Like it or not, Larry Coker is here to stay. For now.
As is typical for UM fans, the “What have you done for us lately?” attitude has left this statistic indelible in our minds: 40-3, as in our recent humiliating loss to LSU.
It was a game in which everything that could did go wrong, on offense and defense, in the air and on the ground. But the blame, which should have been spread evenly among the entire team and coaching staff, instead was placed squarely (and awkwardly) on the shoulders of two of this school’s greatest coaches, Don Soldinger and Art Kehoe.

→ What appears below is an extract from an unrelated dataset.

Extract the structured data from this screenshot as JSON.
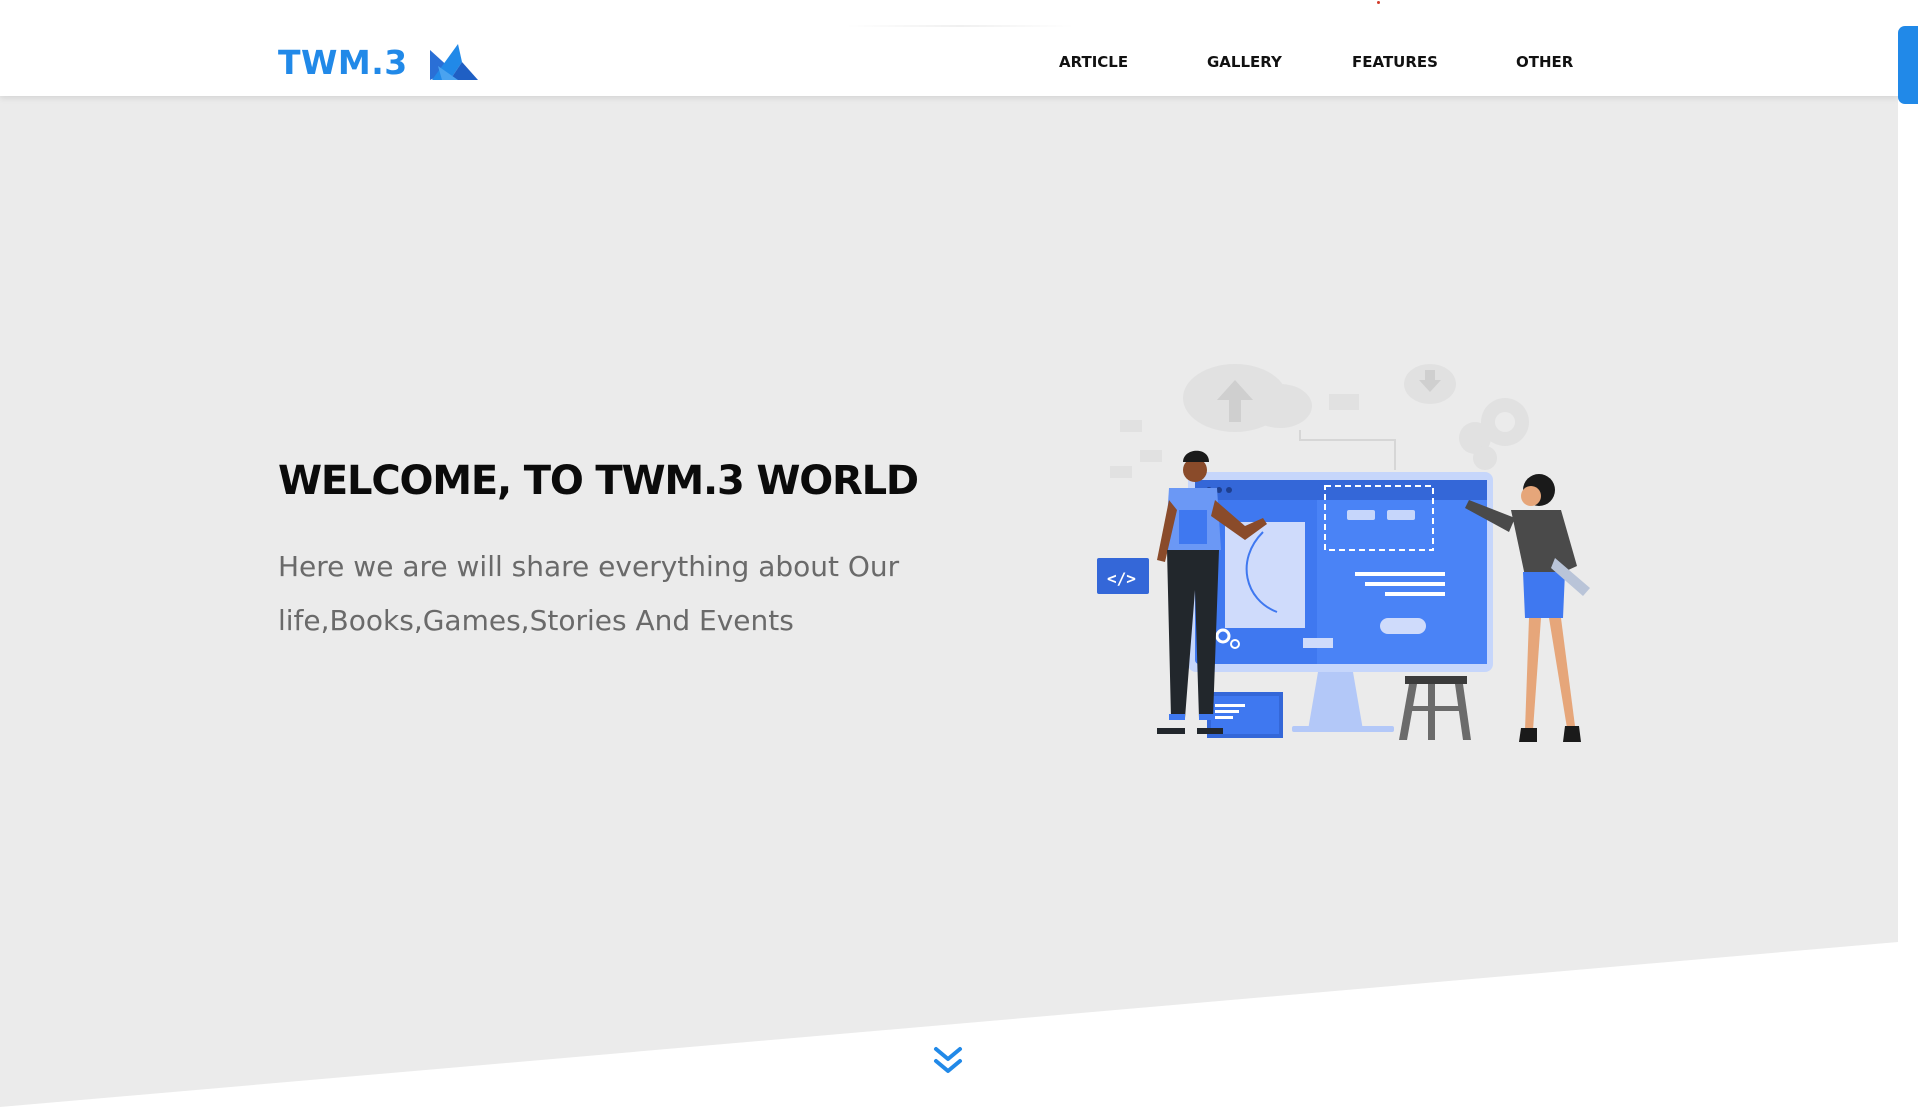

Now, it is understandable for fans to be shocked, disappointed, and even downright angry to see two men who bleed orange and green be scapegoats following the Peach Bowl. Soldinger’s track record of grooming NFL-caliber running backs will be sorely missed, especially to the talented backs on our roster that have yet to turn a corner. Kehoe was instrumental in every single one of UM’s national championship runs. To say their firings were unnecessary is to speak for every true Hurricanes’ fan out there. But calling for Coker’s head is a wholly separate issue.

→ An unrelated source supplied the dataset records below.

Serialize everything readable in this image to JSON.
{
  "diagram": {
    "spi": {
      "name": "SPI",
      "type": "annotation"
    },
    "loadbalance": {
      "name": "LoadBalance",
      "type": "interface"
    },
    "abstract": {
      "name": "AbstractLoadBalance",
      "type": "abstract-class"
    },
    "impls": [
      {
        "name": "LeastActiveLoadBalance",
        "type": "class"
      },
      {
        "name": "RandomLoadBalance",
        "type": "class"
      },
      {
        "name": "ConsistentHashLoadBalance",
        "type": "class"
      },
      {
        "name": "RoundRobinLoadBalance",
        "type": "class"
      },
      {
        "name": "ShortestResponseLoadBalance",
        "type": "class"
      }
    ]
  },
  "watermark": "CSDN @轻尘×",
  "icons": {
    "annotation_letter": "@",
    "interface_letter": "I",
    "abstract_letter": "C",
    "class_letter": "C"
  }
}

Because, as alarming as that 40-3 statistic is, here is one even more lopsided: 53-9.
No, that’s not a game we lost under Coker, but it’s not one we won, either. That’s Coker’s record (an impressive .855 winning percentage) since stepping in at the helm of a program resurrected by Butch Davis, a record that includes two trips to the national championship. One of those trips ended with one of the more dominant performances in college football history (the 2001 ‘Canes were recently voted by ESPN.com as the greatest college football team-better than USC’s recent juggernaut), while the other ended in.you know what? Let’s not bring up that Fiesta Bowl.
And while several UM fans are quick to point out that much of Coker’s initial success came as a result of the previous regime’s recruiting abilities, they are also quick to forget that Coker was the offensive coordinator during that time, and a pretty good one at that. Ask Ken Dorsey. Or Clinton Portis. Or Jeremy Shockey. They’re the ones with the big rings.
Maybe Coker isn’t the coach everyone thought he would be. Maybe he wasn’t able to coach the way he wanted to with the staff he had (he recently hired Todd Berry, a quarterback under Coker at Tulsa, to be our QB coach). Maybe he will never lead UM to The Promised Land again.
But at 53-9, doesn’t he deserve a chance?